Hangat. Tapi Rindu tidak tahu bahwa kehangatan tersebut mungkin takkan terulang lagi. Sebab perjalanan ini menyimpan niat terselubung. Pras dan Santi sepakat bercerai, dan hendak menyampaikan itu kepada anak-anak mereka di Yogyakarta. Ketika rumah bernama "keluarga" itu runtuh, ke mana lagi mereka bisa pulang?
Masalah dalam penceritaan Pulang adalah terkait keseimbangan. Ini kisah seputar keluarga. Tentang hubungan anak-orang tua. Sayang, tuturannya berat sebelah, dengan lebih condong ke sisi ayah. Begitu film usai, kita kenal betul siapa Pras. Kita tahu ia baik namun memiliki cela, kita tahu Pras memandang dirinya bak kura-kura yang bergerak lambat dalam hidup, kita tahu bahwa di balik segala kekurangan dan kesalahan, ia ingin memperbaiki keadaan. Tapi bagaimana dengan Santi? Dia sebatas sosok di ujung panggilan telepon, yang sesekali melempar common sense ketika film menampilkan flashback.
Mengingat bobot kesalahan Pras jelas lebih besar (di luar benar atau tidak ia berselingkuh), mengapa hanya dia yang diberi kesempatan mengambil hati kita? Untungnya Pulang piawai memainkan emosi berkat kombinasi akting, penulisan, serta penyutradaraan, yang seluruhnya tampil penuh sensitivitas. Tengok saat Pras menceritakan awal pertemuannya dan Santi pada Rindu.
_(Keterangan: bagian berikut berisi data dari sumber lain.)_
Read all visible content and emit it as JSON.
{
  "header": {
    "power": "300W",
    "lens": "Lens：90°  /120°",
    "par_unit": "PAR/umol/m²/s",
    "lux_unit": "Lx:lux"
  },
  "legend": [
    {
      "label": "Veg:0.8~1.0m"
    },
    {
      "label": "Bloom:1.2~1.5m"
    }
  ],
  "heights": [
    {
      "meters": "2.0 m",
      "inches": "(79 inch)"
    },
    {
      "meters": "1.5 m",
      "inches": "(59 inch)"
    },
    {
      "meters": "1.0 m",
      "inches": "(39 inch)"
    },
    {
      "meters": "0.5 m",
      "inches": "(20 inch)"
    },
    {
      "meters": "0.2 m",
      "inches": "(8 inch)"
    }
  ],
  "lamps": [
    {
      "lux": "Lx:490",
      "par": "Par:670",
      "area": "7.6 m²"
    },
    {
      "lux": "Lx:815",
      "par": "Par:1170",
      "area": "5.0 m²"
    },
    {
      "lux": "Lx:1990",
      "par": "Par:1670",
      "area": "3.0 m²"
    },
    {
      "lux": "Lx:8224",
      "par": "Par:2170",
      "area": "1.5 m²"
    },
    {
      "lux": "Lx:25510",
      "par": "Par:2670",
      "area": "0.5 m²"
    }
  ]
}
Sebuah rekoleksi memori hangat nan romantis.
Kuantitas pemakaian Sesuatu di Jogja memang berlebihan (diputar lima kali), tapi keefektifan lagu tersebut membangun mood harus diakui. Mood tenang namun menghanyutkan jadi pendekatan Azhar Kinoi Lubis, yang dalam pengarahannya tak banyak memberi letupan. Termasuk di babak konklusi, ketika menggambarkan indahnya wajah manis cinta masa lalu. Masa sebelum dua sejoli mengenal kepahitan realita. Masa yang membawa keduanya menemukan rumah, yang dibangun oleh kenangan-kenangan, yang jadi penunjuk arah untuk pulang tiap penghuninya tersesat.